+1 vote
asked by (130 points)


I considering to use ITensor as a part of generic finite element lib (mofem.eng.gla.ac.uk). I like to use ITensor with automatic differentiation provided by lib adol-c.

It is easy way to use data type diffrent than real (double) or complex and use type defended buy adolc, f.e. instead double -> adouble.

Can you point me to revenant documentation.

Kind regards,

1 Answer

0 votes
answered by (51.6k points)

Hi Lukasz,
I'm not sure of the best answer to your question. First, you'd have to tell me more about what this other data type is like. I'm not sure what "adolc, f.e" means, for example.

But I can partially answer your question at a couple different levels:

  1. The two types for numbers used in the library are Real, which is a typedef (alias) for double and Cplx which is a typedef for std::complex. You could always try changing the definition of Real from double to some other type (in the file itensor/types.h). This would probably leave a large fraction of the code working, but would certainly prevent other parts of the code from compiling. The reason is that there are places where we use library functions (such as std::fabs) which work for types like double, float, etc. but which may not be defined for the type you want to support. But it might be easy to fix these parts of the code to work for your type.

  2. Another higher-level approach you could take would be to define a new ITensor storage class based around your data type. The usual storage type of an ITensor is Dense where T=Real or T=Cplx. You could create a new ITensor storage type "ElementStorage" or something and register it with the storage system. This type could be modeled on the Dense type but customized for your needs. I haven't written much documentation on how to do that because it's so new and I have other things to document first. But it's pretty easy to do once you see an example of how.

Probably #2 is your best bet.

Let me know which approach sounds closer to what you're trying to do and we could discuss more about how to proceed.

commented by (130 points)
Thanks for swift answer.

ADOL-C is a library https://projects.coin-or.org/ADOL-C which is used to do (automatic) differentiation.

In my case I have tensorial field and I would like to calculate some derivatives over that field. For example I have a stress tensor which is function of gradient of defamation (tensor as well) and like to calculate derivative stress over gradient of deformation.

In principle I can calculate derivatives  by hand, but some equations are complex and resulting equations are long. Using ADOL-C (or other type of software), I can calculate derivatives exactly and avoid long derivation and then implementation. It is very convenient for many users.

It looks that second option is the best. The trick how ADOL-C (and other of this type libs) works is that inside of double other type is used f.e. adouble, or activedouble ....

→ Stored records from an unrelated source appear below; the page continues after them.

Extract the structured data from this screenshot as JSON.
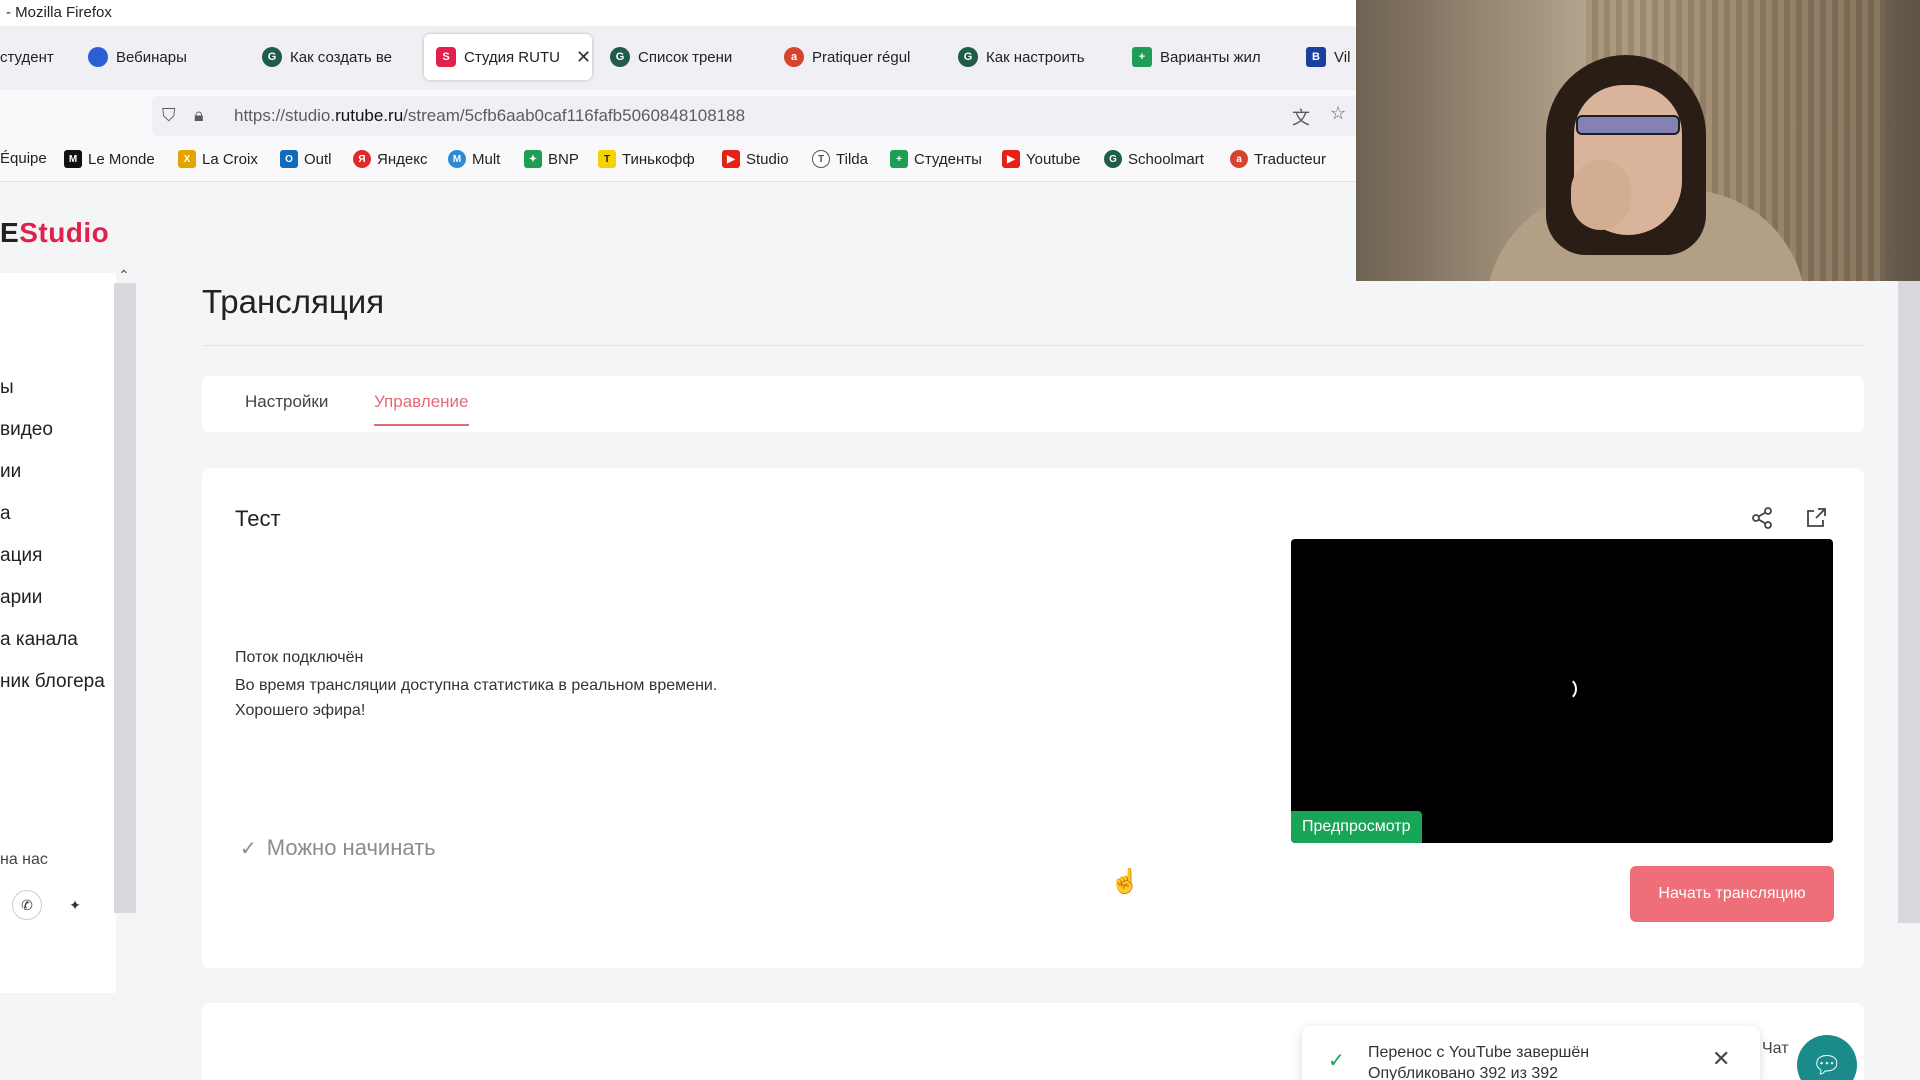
{
  "browser": {
    "window_title": "- Mozilla Firefox",
    "tabs": [
      {
        "label": "студент",
        "icon": "doc-icon",
        "color": "#888888"
      },
      {
        "label": "Вебинары",
        "icon": "flag-icon",
        "color": "#2a5fd6"
      },
      {
        "label": "Как создать ве",
        "icon": "gc-icon",
        "color": "#1f5c4a"
      },
      {
        "label": "Студия RUTU",
        "icon": "rutube-icon",
        "color": "#e3204b"
      },
      {
        "label": "Список трени",
        "icon": "gc-icon",
        "color": "#1f5c4a"
      },
      {
        "label": "Pratiquer régul",
        "icon": "mediapart-icon",
        "color": "#d4442e"
      },
      {
        "label": "Как настроить",
        "icon": "gc-icon",
        "color": "#1f5c4a"
      },
      {
        "label": "Варианты жил",
        "icon": "sheets-icon",
        "color": "#1e9e55"
      },
      {
        "label": "Vil",
        "icon": "b-icon",
        "color": "#1a3f9e"
      }
    ],
    "url_prefix": "https://studio.",
    "url_domain": "rutube.ru",
    "url_path": "/stream/5cfb6aab0caf116fafb5060848108188",
    "bookmarks": [
      {
        "label": "Équipe",
        "icon": "",
        "color": "#ffffff"
      },
      {
        "label": "Le Monde",
        "icon": "lemonde-icon",
        "color": "#111111"
      },
      {
        "label": "La Croix",
        "icon": "lacroix-icon",
        "color": "#e3a400"
      },
      {
        "label": "Outl",
        "icon": "outlook-icon",
        "color": "#0f6cbd"
      },
      {
        "label": "Яндекс",
        "icon": "yandex-icon",
        "color": "#e32a2a"
      },
      {
        "label": "Mult",
        "icon": "mult-icon",
        "color": "#2a8cd6"
      },
      {
        "label": "BNP",
        "icon": "bnp-icon",
        "color": "#1e9e55"
      },
      {
        "label": "Тинькофф",
        "icon": "tinkoff-icon",
        "color": "#f5d200"
      },
      {
        "label": "Studio",
        "icon": "youtube-icon",
        "color": "#e62117"
      },
      {
        "label": "Tilda",
        "icon": "tilda-icon",
        "color": "#555555"
      },
      {
        "label": "Студенты",
        "icon": "sheets-icon",
        "color": "#1e9e55"
      },
      {
        "label": "Youtube",
        "icon": "youtube-icon",
        "color": "#e62117"
      },
      {
        "label": "Schoolmart",
        "icon": "gc-icon",
        "color": "#1f5c4a"
      },
      {
        "label": "Traducteur",
        "icon": "mediapart-icon",
        "color": "#d4442e"
      }
    ]
  },
  "studio": {
    "logo_prefix": "E",
    "logo_text": "Studio",
    "sidebar_items": [
      "ы",
      "видео",
      "ии",
      "а",
      "ация",
      "арии",
      "а канала",
      "ник блогера"
    ],
    "follow_label": "на нас",
    "page_title": "Трансляция",
    "tabs": {
      "settings": "Настройки",
      "management": "Управление"
    },
    "card_title": "Тест",
    "stream_status": "Поток подключён",
    "stats_message": "Во время трансляции доступна статистика в реальном времени.",
    "wish_message": "Хорошего эфира!",
    "ready_label": "Можно начинать",
    "preview_badge": "Предпросмотр",
    "start_button": "Начать трансляцию",
    "toast_title": "Перенос с YouTube завершён",
    "toast_text": "Опубликовано 392 из 392",
    "chat_label": "Чат"
  },
  "colors": {
    "accent": "#e3204b",
    "start_button": "#ee6f7a",
    "preview_badge": "#18a558",
    "active_tab": "#e36b75"
  }
}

I will have a go with 2nd option, and see if it works.
commented by (51.6k points)
Yes I think the 2nd option could be what you need.

In lieu of a proper documentation of the storage system, here is a brief tour of how it works (using examples from the ITensor code):

* Make your new storage type (it doesn't have to do anything yet) and register it with the storage system: edit the file itensor/itdata/storage_types.h and follow the instructions in that file, then recompile the whole library.

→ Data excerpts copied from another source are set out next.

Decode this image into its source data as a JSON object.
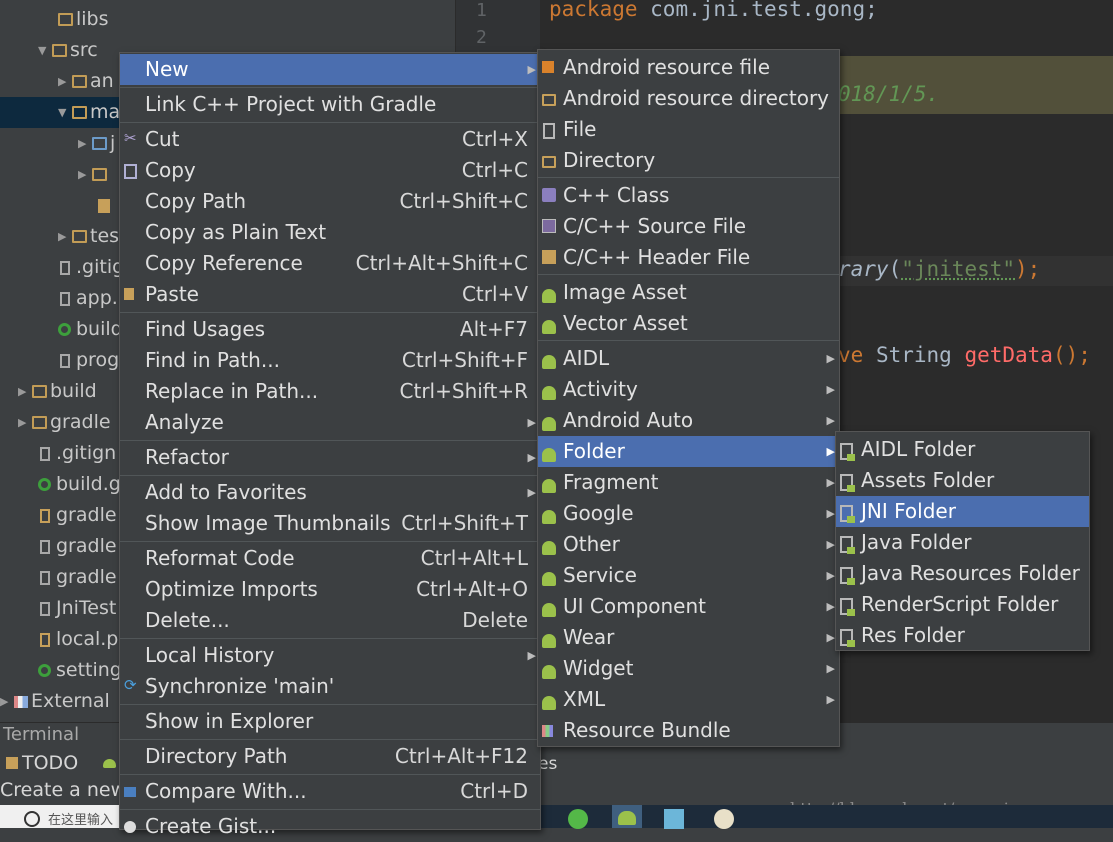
{
  "tree": {
    "items": [
      {
        "label": "libs",
        "icon": "folder-icon",
        "arrow": ""
      },
      {
        "label": "src",
        "icon": "folder-icon",
        "arrow": "▼"
      },
      {
        "label": "an",
        "icon": "folder-icon",
        "arrow": "▶"
      },
      {
        "label": "ma",
        "icon": "folder-icon",
        "arrow": "▼"
      },
      {
        "label": "j",
        "icon": "folder-icon",
        "arrow": "▶"
      },
      {
        "label": "",
        "icon": "folder-icon",
        "arrow": "▶"
      },
      {
        "label": "",
        "icon": "manifest-icon",
        "arrow": ""
      },
      {
        "label": "tes",
        "icon": "folder-icon",
        "arrow": "▶"
      },
      {
        "label": ".gitig",
        "icon": "file-icon",
        "arrow": ""
      },
      {
        "label": "app.",
        "icon": "file-icon",
        "arrow": ""
      },
      {
        "label": "build",
        "icon": "gradle-icon",
        "arrow": ""
      },
      {
        "label": "prog",
        "icon": "file-icon",
        "arrow": ""
      },
      {
        "label": "build",
        "icon": "folder-icon",
        "arrow": "▶"
      },
      {
        "label": "gradle",
        "icon": "folder-icon",
        "arrow": "▶"
      },
      {
        "label": ".gitign",
        "icon": "file-icon",
        "arrow": ""
      },
      {
        "label": "build.g",
        "icon": "gradle-icon",
        "arrow": ""
      },
      {
        "label": "gradle",
        "icon": "properties-icon",
        "arrow": ""
      },
      {
        "label": "gradle",
        "icon": "file-icon",
        "arrow": ""
      },
      {
        "label": "gradle",
        "icon": "file-icon",
        "arrow": ""
      },
      {
        "label": "JniTest",
        "icon": "iml-icon",
        "arrow": ""
      },
      {
        "label": "local.p",
        "icon": "properties-icon",
        "arrow": ""
      },
      {
        "label": "setting",
        "icon": "gradle-icon",
        "arrow": ""
      },
      {
        "label": "External",
        "icon": "library-icon",
        "arrow": "▶"
      }
    ]
  },
  "editor": {
    "line_numbers": [
      "1",
      "2"
    ],
    "line1_keyword": "package",
    "line1_text": " com.jni.test.gong;",
    "line2_comment": "018/1/5.",
    "line3_italic": "rary",
    "line3_rest": "(",
    "line3_string": "\"jnitest\"",
    "line3_end": ");",
    "line4_kw": "ve",
    "line4_type": " String ",
    "line4_method": "getData",
    "line4_end": "();"
  },
  "bottom": {
    "terminal_label": "Terminal",
    "todo_label": "TODO",
    "status_text": "Create a new",
    "search_placeholder": "在这里输入",
    "partial_es": "es",
    "watermark": "http://blog.csdn.net/gongxiaoou"
  },
  "context_menu": {
    "items": [
      {
        "label": "New",
        "shortcut": "",
        "submenu": true
      },
      {
        "label": "Link C++ Project with Gradle",
        "shortcut": ""
      },
      {
        "label": "Cut",
        "shortcut": "Ctrl+X",
        "icon": "scissors-icon"
      },
      {
        "label": "Copy",
        "shortcut": "Ctrl+C",
        "icon": "copy-icon"
      },
      {
        "label": "Copy Path",
        "shortcut": "Ctrl+Shift+C"
      },
      {
        "label": "Copy as Plain Text",
        "shortcut": ""
      },
      {
        "label": "Copy Reference",
        "shortcut": "Ctrl+Alt+Shift+C"
      },
      {
        "label": "Paste",
        "shortcut": "Ctrl+V",
        "icon": "paste-icon"
      },
      {
        "label": "Find Usages",
        "shortcut": "Alt+F7"
      },
      {
        "label": "Find in Path...",
        "shortcut": "Ctrl+Shift+F"
      },
      {
        "label": "Replace in Path...",
        "shortcut": "Ctrl+Shift+R"
      },
      {
        "label": "Analyze",
        "shortcut": "",
        "submenu": true
      },
      {
        "label": "Refactor",
        "shortcut": "",
        "submenu": true
      },
      {
        "label": "Add to Favorites",
        "shortcut": "",
        "submenu": true
      },
      {
        "label": "Show Image Thumbnails",
        "shortcut": "Ctrl+Shift+T"
      },
      {
        "label": "Reformat Code",
        "shortcut": "Ctrl+Alt+L"
      },
      {
        "label": "Optimize Imports",
        "shortcut": "Ctrl+Alt+O"
      },
      {
        "label": "Delete...",
        "shortcut": "Delete"
      },
      {
        "label": "Local History",
        "shortcut": "",
        "submenu": true
      },
      {
        "label": "Synchronize 'main'",
        "shortcut": "",
        "icon": "sync-icon"
      },
      {
        "label": "Show in Explorer",
        "shortcut": ""
      },
      {
        "label": "Directory Path",
        "shortcut": "Ctrl+Alt+F12"
      },
      {
        "label": "Compare With...",
        "shortcut": "Ctrl+D",
        "icon": "compare-icon"
      },
      {
        "label": "Create Gist...",
        "shortcut": "",
        "icon": "github-icon"
      }
    ]
  },
  "new_menu": {
    "items": [
      {
        "label": "Android resource file",
        "icon": "android-resource-icon"
      },
      {
        "label": "Android resource directory",
        "icon": "folder-icon"
      },
      {
        "label": "File",
        "icon": "file-icon"
      },
      {
        "label": "Directory",
        "icon": "folder-icon"
      },
      {
        "label": "C++ Class",
        "icon": "cpp-class-icon"
      },
      {
        "label": "C/C++ Source File",
        "icon": "cpp-source-icon"
      },
      {
        "label": "C/C++ Header File",
        "icon": "cpp-header-icon"
      },
      {
        "label": "Image Asset",
        "icon": "android-icon"
      },
      {
        "label": "Vector Asset",
        "icon": "android-icon"
      },
      {
        "label": "AIDL",
        "icon": "android-icon",
        "submenu": true
      },
      {
        "label": "Activity",
        "icon": "android-icon",
        "submenu": true
      },
      {
        "label": "Android Auto",
        "icon": "android-icon",
        "submenu": true
      },
      {
        "label": "Folder",
        "icon": "android-icon",
        "submenu": true
      },
      {
        "label": "Fragment",
        "icon": "android-icon",
        "submenu": true
      },
      {
        "label": "Google",
        "icon": "android-icon",
        "submenu": true
      },
      {
        "label": "Other",
        "icon": "android-icon",
        "submenu": true
      },
      {
        "label": "Service",
        "icon": "android-icon",
        "submenu": true
      },
      {
        "label": "UI Component",
        "icon": "android-icon",
        "submenu": true
      },
      {
        "label": "Wear",
        "icon": "android-icon",
        "submenu": true
      },
      {
        "label": "Widget",
        "icon": "android-icon",
        "submenu": true
      },
      {
        "label": "XML",
        "icon": "android-icon",
        "submenu": true
      },
      {
        "label": "Resource Bundle",
        "icon": "resource-bundle-icon"
      }
    ]
  },
  "folder_menu": {
    "items": [
      {
        "label": "AIDL Folder"
      },
      {
        "label": "Assets Folder"
      },
      {
        "label": "JNI Folder"
      },
      {
        "label": "Java Folder"
      },
      {
        "label": "Java Resources Folder"
      },
      {
        "label": "RenderScript Folder"
      },
      {
        "label": "Res Folder"
      }
    ]
  },
  "colors": {
    "highlight": "#4b6eaf",
    "keyword": "#cc7832",
    "comment": "#629755",
    "string": "#6a8759",
    "method": "#ff6b68",
    "text": "#a9b7c6"
  }
}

* To make a custom ITensor with your new storage type do:

    auto is = IndexSet(i1,i2,i3); //these are the indices it will have
    auto dat = MyDataType(...); //make the storage type, it can be whatever type
    auto T = ITensor(std::move(is),std::move(dat)); //create the ITensor with custom storage

* To see how the "doTask" system for calling methods on various storage types works, let's use the example of computing the norm and look at the Dense<Real> storage type.

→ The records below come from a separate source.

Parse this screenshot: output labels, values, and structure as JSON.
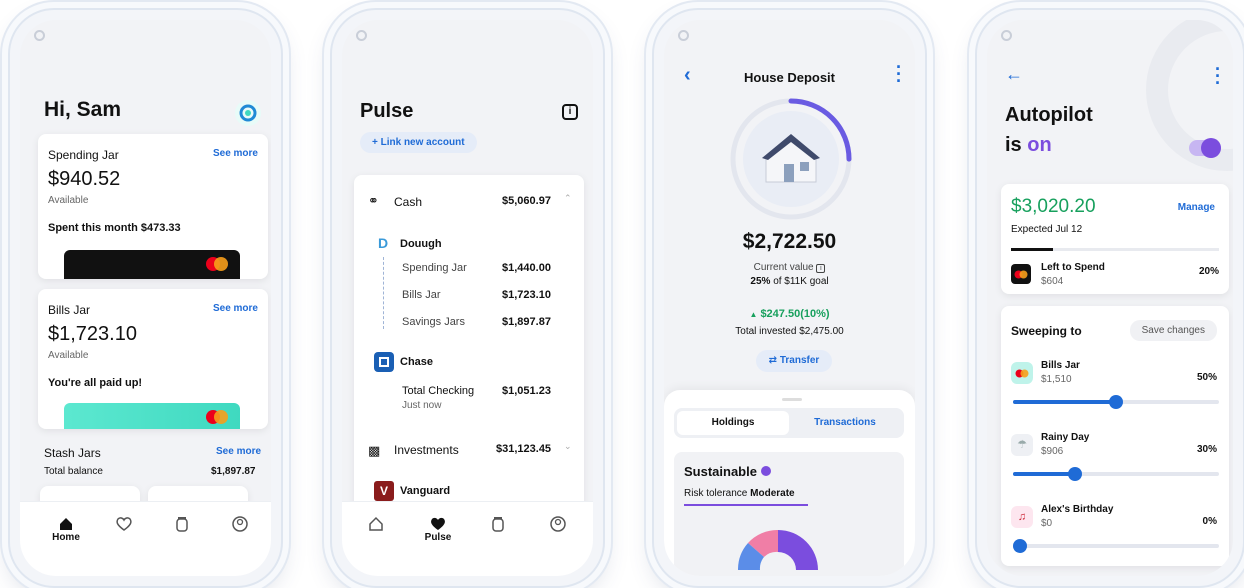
{
  "phone1": {
    "greeting": "Hi, Sam",
    "spending_jar": {
      "title": "Spending Jar",
      "see_more": "See more",
      "amount": "$940.52",
      "available": "Available",
      "spent": "Spent this month $473.33"
    },
    "bills_jar": {
      "title": "Bills Jar",
      "see_more": "See more",
      "amount": "$1,723.10",
      "available": "Available",
      "status": "You're all paid up!"
    },
    "stash": {
      "title": "Stash Jars",
      "see_more": "See more",
      "total_label": "Total balance",
      "total": "$1,897.87"
    },
    "nav": {
      "home": "Home"
    }
  },
  "phone2": {
    "title": "Pulse",
    "link_account": "+ Link new account",
    "cash": {
      "label": "Cash",
      "total": "$5,060.97"
    },
    "douugh": {
      "name": "Douugh",
      "rows": [
        {
          "label": "Spending Jar",
          "value": "$1,440.00"
        },
        {
          "label": "Bills Jar",
          "value": "$1,723.10"
        },
        {
          "label": "Savings Jars",
          "value": "$1,897.87"
        }
      ]
    },
    "chase": {
      "name": "Chase",
      "row_label": "Total Checking",
      "row_sub": "Just now",
      "row_value": "$1,051.23"
    },
    "investments": {
      "label": "Investments",
      "total": "$31,123.45"
    },
    "vanguard": {
      "name": "Vanguard"
    },
    "nav": {
      "pulse": "Pulse"
    }
  },
  "phone3": {
    "title": "House Deposit",
    "amount": "$2,722.50",
    "current_value": "Current value",
    "goal_pct": "25%",
    "goal_rest": "of $11K goal",
    "gain": "$247.50(10%)",
    "total_invested": "Total invested $2,475.00",
    "transfer": "Transfer",
    "tab_holdings": "Holdings",
    "tab_transactions": "Transactions",
    "sustainable": "Sustainable",
    "risk_label": "Risk tolerance",
    "risk_value": "Moderate",
    "progress_fraction": 0.25
  },
  "phone4": {
    "title": "Autopilot",
    "is": "is",
    "on": "on",
    "amount": "$3,020.20",
    "manage": "Manage",
    "expected": "Expected Jul 12",
    "left_to_spend": {
      "label": "Left to Spend",
      "amount": "$604",
      "pct": "20%"
    },
    "sweeping_to": "Sweeping to",
    "save_changes": "Save changes",
    "items": [
      {
        "name": "Bills Jar",
        "amount": "$1,510",
        "pct": "50%",
        "fraction": 0.5
      },
      {
        "name": "Rainy Day",
        "amount": "$906",
        "pct": "30%",
        "fraction": 0.3
      },
      {
        "name": "Alex's Birthday",
        "amount": "$0",
        "pct": "0%",
        "fraction": 0.0
      }
    ]
  },
  "colors": {
    "accent_blue": "#1f6bd6",
    "purple": "#7b4dde",
    "teal": "#3fd9c0",
    "green": "#17a05d"
  }
}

  1. First the norm(T) function is called, code at itensor_interface.ih line 806.

  2. This function calls `doTask(NormNoScale{},T.store());` where T.store() is an "opaque" storage pointer i.e. we don't yet know what storage type the ITensor actually has.

  3. The doTask function "unwraps" the storage pointer and discovers the storage type; this is handled automatically for you.

  4. Assuming the actual storage type is Dense<Real>, the doTask(NormNoScale{},Dense<Real>) function is called, defined on line 125 of itensor/itdata/dense.cc.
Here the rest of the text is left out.